Belki bu soruya yanıt vermeden önce "umutlu olmak" kavramıyla neyin kastedildiğini irdelemek gerekir. Burada "umutlu olmak", 2016'dan daha iyi bir performans gösterileceği ise, muhtemeldir ki bu gerçekleşecek. Ama yok "umutlu olmak" derken bir önceki yıl olan 2015'i de geride bırakacak bir başarı yakalayacağımızı kastediyorsak, bunun olanaksız olacağını görmek durumundayız.

24-25 Kasım günlerinde Antalya Lara Barut Resort'te yapılan 6'ncı Uluslararası Resort Turizm Kongresi'nde çok sayıda sektör temsilcisiyle sohbet etme olanağı elde ettik. Bu sohbetlerde dile getirilen de, Kongre'deki konuşmalarda ifade edilen de genel olarak 2017'den pek umutlu olunmadığını gösteriyor. Hem zaten bu köşede iki gün önce yer verdiğimiz elektronik oylama sonuçları da bu konuda somut veriler ortaya koyuyor. Her ne kadar o oylamada doğrudan "2017'den umutlu değiliz" denmiyorsa da, sonuç oraya çıkıyor.

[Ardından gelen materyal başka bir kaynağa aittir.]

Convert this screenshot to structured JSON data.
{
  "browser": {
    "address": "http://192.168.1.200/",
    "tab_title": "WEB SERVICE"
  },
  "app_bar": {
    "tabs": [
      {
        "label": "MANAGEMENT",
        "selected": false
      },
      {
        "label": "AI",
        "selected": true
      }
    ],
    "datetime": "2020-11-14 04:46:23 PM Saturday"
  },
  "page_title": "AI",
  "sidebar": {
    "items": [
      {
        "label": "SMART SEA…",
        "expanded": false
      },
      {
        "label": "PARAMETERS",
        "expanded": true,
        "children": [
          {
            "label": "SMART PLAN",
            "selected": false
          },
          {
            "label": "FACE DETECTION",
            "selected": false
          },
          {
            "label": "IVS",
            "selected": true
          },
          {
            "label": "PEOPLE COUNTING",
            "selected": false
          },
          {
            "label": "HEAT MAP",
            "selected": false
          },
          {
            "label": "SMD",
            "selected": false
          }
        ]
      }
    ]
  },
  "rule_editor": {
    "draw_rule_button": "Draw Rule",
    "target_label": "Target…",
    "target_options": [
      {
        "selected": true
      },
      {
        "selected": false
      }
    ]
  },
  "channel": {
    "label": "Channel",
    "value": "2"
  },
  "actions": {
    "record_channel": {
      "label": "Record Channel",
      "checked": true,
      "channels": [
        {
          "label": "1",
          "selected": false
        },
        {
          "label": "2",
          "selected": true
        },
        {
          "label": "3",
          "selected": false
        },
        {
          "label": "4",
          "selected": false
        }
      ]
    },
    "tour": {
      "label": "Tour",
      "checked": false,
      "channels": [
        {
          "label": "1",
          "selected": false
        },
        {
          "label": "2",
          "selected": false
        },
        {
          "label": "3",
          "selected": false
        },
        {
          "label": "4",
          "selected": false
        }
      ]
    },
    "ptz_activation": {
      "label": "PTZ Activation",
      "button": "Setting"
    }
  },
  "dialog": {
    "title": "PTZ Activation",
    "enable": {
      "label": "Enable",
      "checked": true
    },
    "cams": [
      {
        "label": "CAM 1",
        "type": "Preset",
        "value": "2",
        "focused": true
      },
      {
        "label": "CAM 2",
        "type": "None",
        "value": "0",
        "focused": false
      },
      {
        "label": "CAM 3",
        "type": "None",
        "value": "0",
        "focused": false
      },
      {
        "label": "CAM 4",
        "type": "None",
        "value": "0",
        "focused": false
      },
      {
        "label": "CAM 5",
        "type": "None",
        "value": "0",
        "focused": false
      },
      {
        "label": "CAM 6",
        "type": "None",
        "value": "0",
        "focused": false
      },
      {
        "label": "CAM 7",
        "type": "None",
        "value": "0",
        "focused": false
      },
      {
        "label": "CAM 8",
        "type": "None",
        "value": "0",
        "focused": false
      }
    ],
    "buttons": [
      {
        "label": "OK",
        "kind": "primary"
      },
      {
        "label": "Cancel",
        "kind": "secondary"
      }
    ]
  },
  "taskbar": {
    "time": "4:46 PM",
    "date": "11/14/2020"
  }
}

Kaldı ki, hükümet de 2017'de turizm geliri açısından 2016'ya göre bir toparlanma bekliyor, ancak 2015 düzeyine erişmenin mümkün olmayacağını kabul etmiş bulunuyor. 2017- 2019 dönemi orta vadeli programında, 2016 için öngörülen 27 milyar dolarlık turizm gelirinin 18.6 milyar dolarda kalacağı tahminine yer verildi. Peki 2017'de beklenen gelir ne kadar, 23.5 milyar dolar; yani 2016'yı ancak aşacak, 2015'in ise altında kalmaya devam edeceğiz.

33 yılın en derin kırılması

Concorde Resort Yönetim Kurulu Üyesi ve AKTOB Başkan Yardımcısı Erkan Yağcı'nın bizimle paylaştığı bir çalışma da Türk turizminde bu yılki kadar bir kırılma yaşanmadığını gösteriyor. Erkan Yağcı'nın çalışmasına göre turist sayısında 1984'ten bu yana olan dönemde üç kez belirgin bir gerileme ortaya çıktı. İlk gerileme 1998'den 1999'a geçişte yaşandı. 1998 yılında 9.8 milyon olan yabancı ziyaretçi sayısı, PKK ve Öcalan krizi, depremler ve 11 Eylül saldırısı yüzünden 1999 yılında 7.5 milyona indi. Ancak, turizm üstündeki bu ölü toprağını hemen atıverdi ve 2000 yılında 1998 düzeyi aşılarak 10.4 milyon turiste ulaşıldı. İkinci kırılma, ilki kadar belirgin olmasa da 2006 yılında yaşandı. 2005 yılında 21.1 milyon olan yabancı turist sayısı, 2006'da 19.8 milyona indikten sonra 2007'de yeniden artışa geçerek 23.3 milyona ulaştı. Ve geldik asıl kırılmanın yaşandığı 2016 yılına. Türkiye'ye geçen yıl 36.2 milyon yabancı ziyaretçi geldi. Bu yıl sayının 25 milyon dolayında kalması, en iyi ihtimalle 25.5 milyona çıkması bekleniyor. Bu hızlı düşüşün nedenlerini hepimiz biliyoruz. Rus uçağının düşürülmesiyle başladı her şey; bu pazar çok uzun süre adeta tümüyle kapandı. Avrupa ve Türkiye'deki terör saldırıları ve 15 Temmuz darbe girişimi turizmi baltalayan diğer etkenler olarak öne çıktı. Türkiye ile pek ilgisi yoksa da, Mısır'da bir Rus yolcu uçağının düşmesi de olumsuz etki yaptı. Bu yılki turist sayısı 25.5 milyon olsa bile, geçen yılki 36.2 milyonun aşılması ve 2017'de daha fazla bir ziyaretçiye ulaşılması için yüzde 40'ın üstünde bir artış sağlamak gerek. İşte bu da hiç mümkün görünmüyor. Yani son 33 yılda turizmde üç kez kırılma oldu, ama ilk ikisi pek iz bırakmadan hemen aşıldı, kayıplar telafi edildi. İşte kaybın telafisi ilk kez mümkün olmayacak ve 2017'de büyük ihtimalle 2016'dan daha iyi bir dönem geçireceğiz, ama 2015'i de hala mumla arar olacağız.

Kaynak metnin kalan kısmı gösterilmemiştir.